Spotify the music streaming service filed confidentially with regulators in the U.S. for its initial public offering is eyeing a direct listing during the first six months of 2018 that would give the opportunity to some of its investors to cash out, said a source familiar with this matter.

If Spotify proceeds with its IPO plans, it would be the first big company to have a direct listing, which is an unconventional way of pursuing an IPO as it does not raise any new capital. Spotify was valued at $19 billion in 2017.

Direct listings eliminate a need for a broker or bank from Wall Street to underwrite the IPO and several associated fees. They also could change how companies approach the selling of shares to the public.

The news outlet Axios initially reported that Spotify had made a confidential filing.

The United State Securities and Exchange Commission now allows companies, regardless of the amount of revenue, to file draft IPO registration statements confidentially prior to unveiling financials.

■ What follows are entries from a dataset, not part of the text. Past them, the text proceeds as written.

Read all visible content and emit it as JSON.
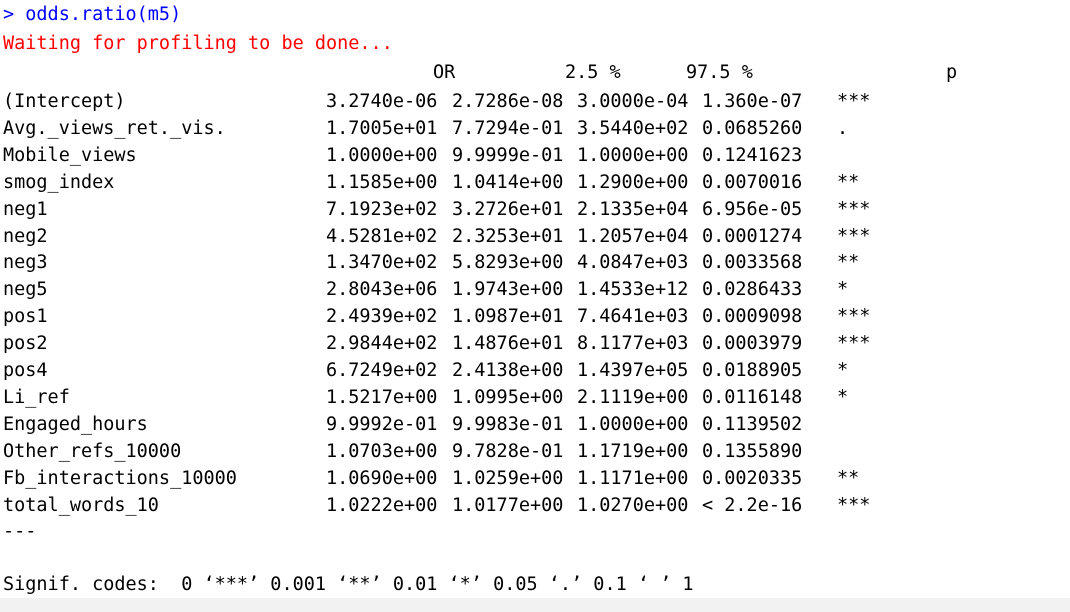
{
  "console": {
    "command": "> odds.ratio(m5)",
    "message": "Waiting for profiling to be done...",
    "header": {
      "or": "OR",
      "lo": "2.5 %",
      "hi": "97.5 %",
      "p": "p"
    },
    "rows": [
      {
        "name": "(Intercept)",
        "or": "3.2740e-06",
        "lo": "2.7286e-08",
        "hi": "3.0000e-04",
        "p": "1.360e-07",
        "sig": "***"
      },
      {
        "name": "Avg._views_ret._vis.",
        "or": "1.7005e+01",
        "lo": "7.7294e-01",
        "hi": "3.5440e+02",
        "p": "0.0685260",
        "sig": "."
      },
      {
        "name": "Mobile_views",
        "or": "1.0000e+00",
        "lo": "9.9999e-01",
        "hi": "1.0000e+00",
        "p": "0.1241623",
        "sig": ""
      },
      {
        "name": "smog_index",
        "or": "1.1585e+00",
        "lo": "1.0414e+00",
        "hi": "1.2900e+00",
        "p": "0.0070016",
        "sig": "**"
      },
      {
        "name": "neg1",
        "or": "7.1923e+02",
        "lo": "3.2726e+01",
        "hi": "2.1335e+04",
        "p": "6.956e-05",
        "sig": "***"
      },
      {
        "name": "neg2",
        "or": "4.5281e+02",
        "lo": "2.3253e+01",
        "hi": "1.2057e+04",
        "p": "0.0001274",
        "sig": "***"
      },
      {
        "name": "neg3",
        "or": "1.3470e+02",
        "lo": "5.8293e+00",
        "hi": "4.0847e+03",
        "p": "0.0033568",
        "sig": "**"
      },
      {
        "name": "neg5",
        "or": "2.8043e+06",
        "lo": "1.9743e+00",
        "hi": "1.4533e+12",
        "p": "0.0286433",
        "sig": "*"
      },
      {
        "name": "pos1",
        "or": "2.4939e+02",
        "lo": "1.0987e+01",
        "hi": "7.4641e+03",
        "p": "0.0009098",
        "sig": "***"
      },
      {
        "name": "pos2",
        "or": "2.9844e+02",
        "lo": "1.4876e+01",
        "hi": "8.1177e+03",
        "p": "0.0003979",
        "sig": "***"
      },
      {
        "name": "pos4",
        "or": "6.7249e+02",
        "lo": "2.4138e+00",
        "hi": "1.4397e+05",
        "p": "0.0188905",
        "sig": "*"
      },
      {
        "name": "Li_ref",
        "or": "1.5217e+00",
        "lo": "1.0995e+00",
        "hi": "2.1119e+00",
        "p": "0.0116148",
        "sig": "*"
      },
      {
        "name": "Engaged_hours",
        "or": "9.9992e-01",
        "lo": "9.9983e-01",
        "hi": "1.0000e+00",
        "p": "0.1139502",
        "sig": ""
      },
      {
        "name": "Other_refs_10000",
        "or": "1.0703e+00",
        "lo": "9.7828e-01",
        "hi": "1.1719e+00",
        "p": "0.1355890",
        "sig": ""
      },
      {
        "name": "Fb_interactions_10000",
        "or": "1.0690e+00",
        "lo": "1.0259e+00",
        "hi": "1.1171e+00",
        "p": "0.0020335",
        "sig": "**"
      },
      {
        "name": "total_words_10",
        "or": "1.0222e+00",
        "lo": "1.0177e+00",
        "hi": "1.0270e+00",
        "p": "< 2.2e-16",
        "sig": "***"
      }
    ],
    "separator": "---",
    "signif": "Signif. codes:  0 ‘***’ 0.001 ‘**’ 0.01 ‘*’ 0.05 ‘.’ 0.1 ‘ ’ 1"
  },
  "colors": {
    "command": "#0000ff",
    "message": "#ff0000",
    "text": "#000000",
    "background": "#ffffff"
  }
}
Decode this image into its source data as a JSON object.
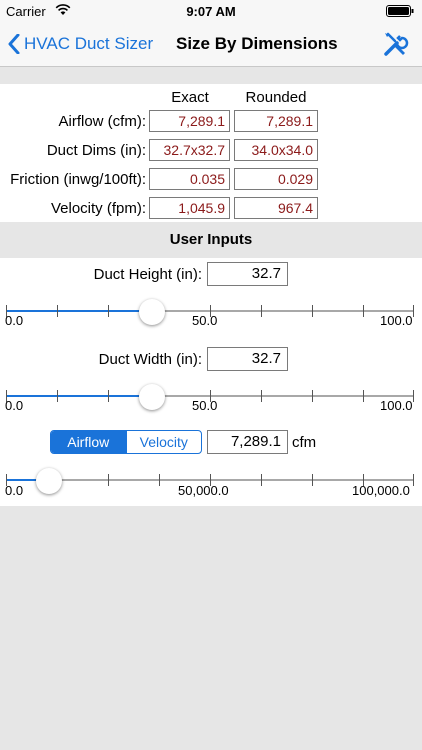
{
  "status": {
    "carrier": "Carrier",
    "time": "9:07 AM"
  },
  "nav": {
    "back_label": "HVAC Duct Sizer",
    "title": "Size By Dimensions"
  },
  "results": {
    "col_exact": "Exact",
    "col_rounded": "Rounded",
    "rows": [
      {
        "label": "Airflow (cfm):",
        "exact": "7,289.1",
        "rounded": "7,289.1"
      },
      {
        "label": "Duct Dims (in):",
        "exact": "32.7x32.7",
        "rounded": "34.0x34.0"
      },
      {
        "label": "Friction (inwg/100ft):",
        "exact": "0.035",
        "rounded": "0.029"
      },
      {
        "label": "Velocity (fpm):",
        "exact": "1,045.9",
        "rounded": "967.4"
      }
    ]
  },
  "inputs": {
    "section_title": "User Inputs",
    "height": {
      "label": "Duct Height (in):",
      "value": "32.7",
      "min_label": "0.0",
      "mid_label": "50.0",
      "max_label": "100.0",
      "level": 0.327
    },
    "width": {
      "label": "Duct Width (in):",
      "value": "32.7",
      "min_label": "0.0",
      "mid_label": "50.0",
      "max_label": "100.0",
      "level": 0.327
    },
    "flow": {
      "seg_airflow": "Airflow",
      "seg_velocity": "Velocity",
      "value": "7,289.1",
      "unit": "cfm",
      "min_label": "0.0",
      "mid_label": "50,000.0",
      "max_label": "100,000.0",
      "level": 0.073
    }
  },
  "colors": {
    "accent": "#1a73d9",
    "value_text": "#8b1a1a",
    "background": "#e6e6e6"
  }
}
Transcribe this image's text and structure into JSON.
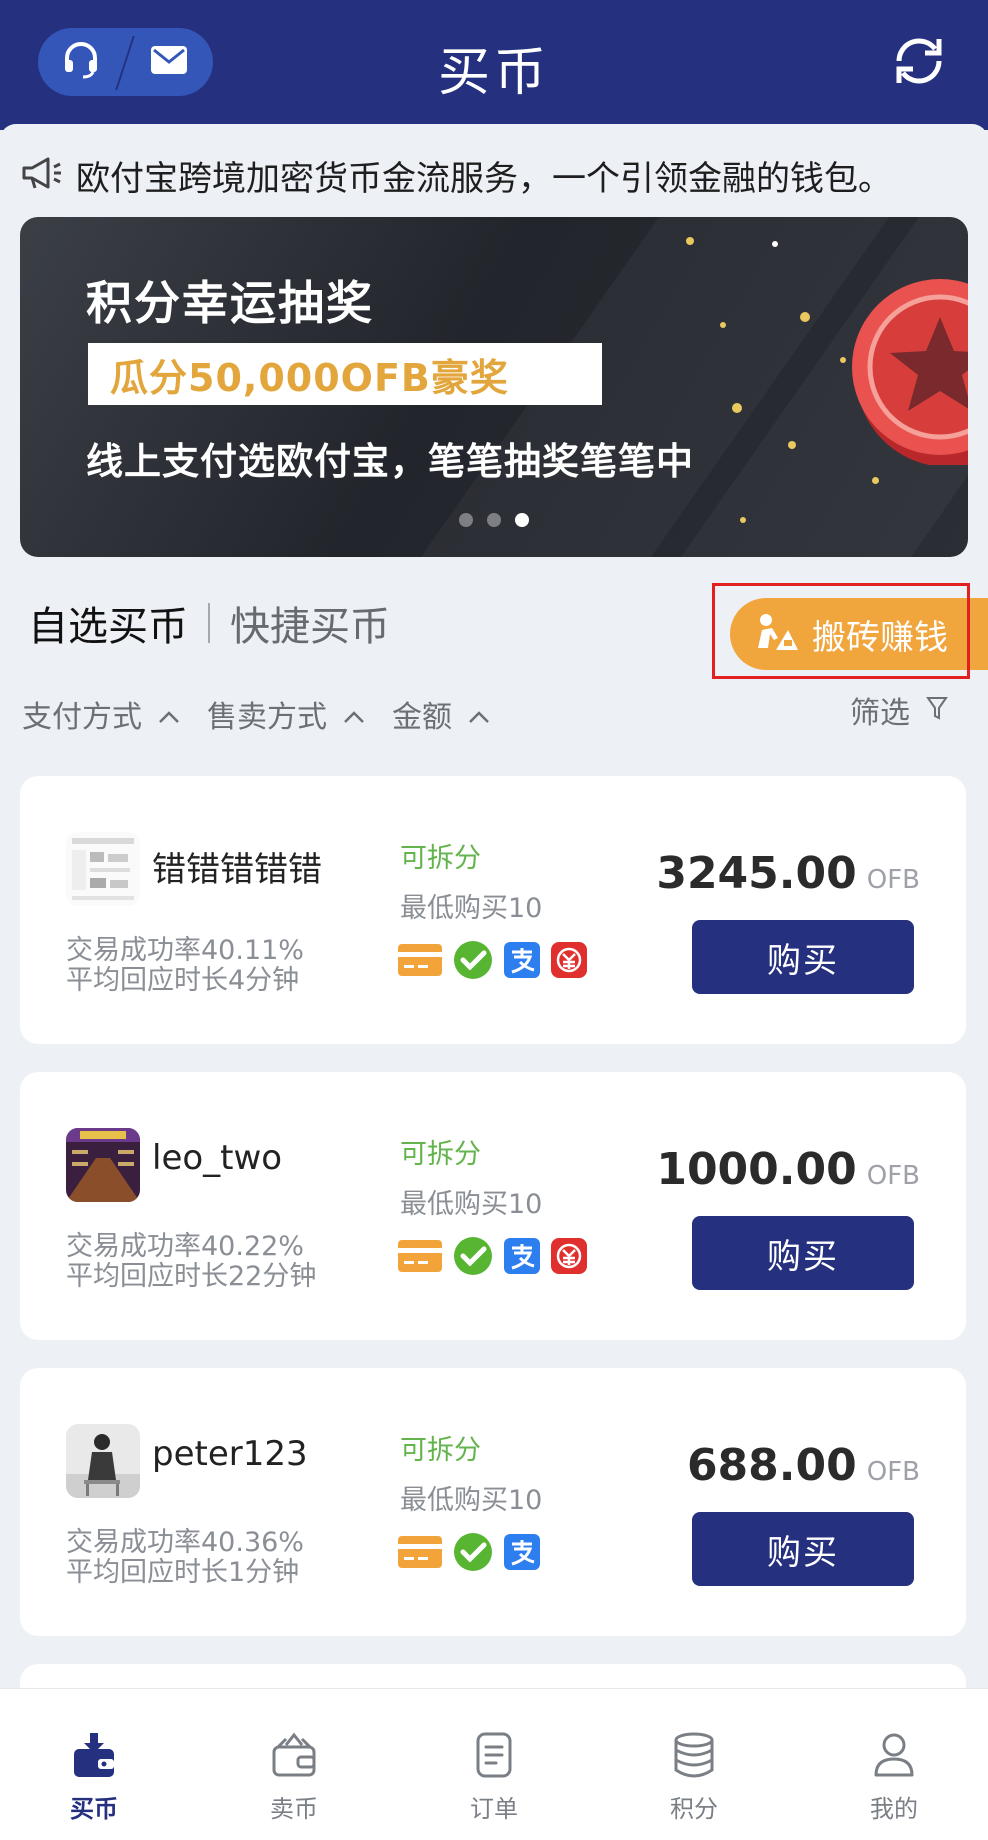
{
  "header": {
    "title": "买币",
    "support_icon": "headset-icon",
    "mail_icon": "mail-icon",
    "refresh_icon": "refresh-icon"
  },
  "notice": {
    "icon": "megaphone-icon",
    "text": "欧付宝跨境加密货币金流服务，一个引领金融的钱包。"
  },
  "banner": {
    "title": "积分幸运抽奖",
    "prize": "瓜分50,000OFB豪奖",
    "subtitle": "线上支付选欧付宝，笔笔抽奖笔笔中",
    "slide_count": 3,
    "active_slide": 3
  },
  "tabs": [
    {
      "label": "自选买币",
      "active": true
    },
    {
      "label": "快捷买币",
      "active": false
    }
  ],
  "earn_button": {
    "label": "搬砖赚钱",
    "icon": "worker-icon"
  },
  "filters": [
    {
      "label": "支付方式"
    },
    {
      "label": "售卖方式"
    },
    {
      "label": "金额"
    }
  ],
  "filter_button": {
    "label": "筛选",
    "icon": "funnel-icon"
  },
  "listings": [
    {
      "seller": "错错错错错",
      "success_rate": "交易成功率40.11%",
      "avg_response": "平均回应时长4分钟",
      "splittable": "可拆分",
      "min_buy": "最低购买10",
      "price": "3245.00",
      "unit": "OFB",
      "buy_label": "购买",
      "pay_methods": [
        "bank-card-icon",
        "wechat-icon",
        "alipay-icon",
        "unionpay-icon"
      ]
    },
    {
      "seller": "leo_two",
      "success_rate": "交易成功率40.22%",
      "avg_response": "平均回应时长22分钟",
      "splittable": "可拆分",
      "min_buy": "最低购买10",
      "price": "1000.00",
      "unit": "OFB",
      "buy_label": "购买",
      "pay_methods": [
        "bank-card-icon",
        "wechat-icon",
        "alipay-icon",
        "unionpay-icon"
      ]
    },
    {
      "seller": "peter123",
      "success_rate": "交易成功率40.36%",
      "avg_response": "平均回应时长1分钟",
      "splittable": "可拆分",
      "min_buy": "最低购买10",
      "price": "688.00",
      "unit": "OFB",
      "buy_label": "购买",
      "pay_methods": [
        "bank-card-icon",
        "wechat-icon",
        "alipay-icon"
      ]
    }
  ],
  "bottom_nav": [
    {
      "label": "买币",
      "icon": "buy-coin-icon",
      "active": true
    },
    {
      "label": "卖币",
      "icon": "sell-coin-icon",
      "active": false
    },
    {
      "label": "订单",
      "icon": "order-icon",
      "active": false
    },
    {
      "label": "积分",
      "icon": "points-icon",
      "active": false
    },
    {
      "label": "我的",
      "icon": "profile-icon",
      "active": false
    }
  ],
  "colors": {
    "primary": "#25307f",
    "accent": "#f1a53d",
    "success": "#64b44c",
    "highlight_border": "#e32020"
  }
}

Spotify is the largest worldwide music streaming business and counts Amazon.com and Apple as its biggest rivals. It has been reported previously that Spotify was going to file for its IPO late in 2017, and would list it early in 2018 on the New York Stock Exchange.

Spotify last week was sued for the alleged use of hundreds of songs without the proper license and not compensating the music publisher. Wixen Music Publishing filed the suit that is seeking $1.6 billion in damages.

Spotify is going to proceed with its direct listing in the U.S. sometime during the first six months of 2018 despite being sued, said the source familiar with this situation.

The pending lawsuit is not likely to have any major impact on the IPO for Spotify, said one copyright lawyer not involved with the case. He added that he believes that Wixen will settle the case for much less than what it is seeking and it was not likely any of the lawsuits will reach trial.

The lawyer added that it was not in the best interest of Wixen or its constituents to stop Spotify or inflict any harm on its business because it currently is the leader in the streaming field.

The company in June said it had over 140 million users and listed over 30 million songs. The last time Spotify reported its users, it said it had over 60 million who were paid users, twice the number of Apple its nearest rival.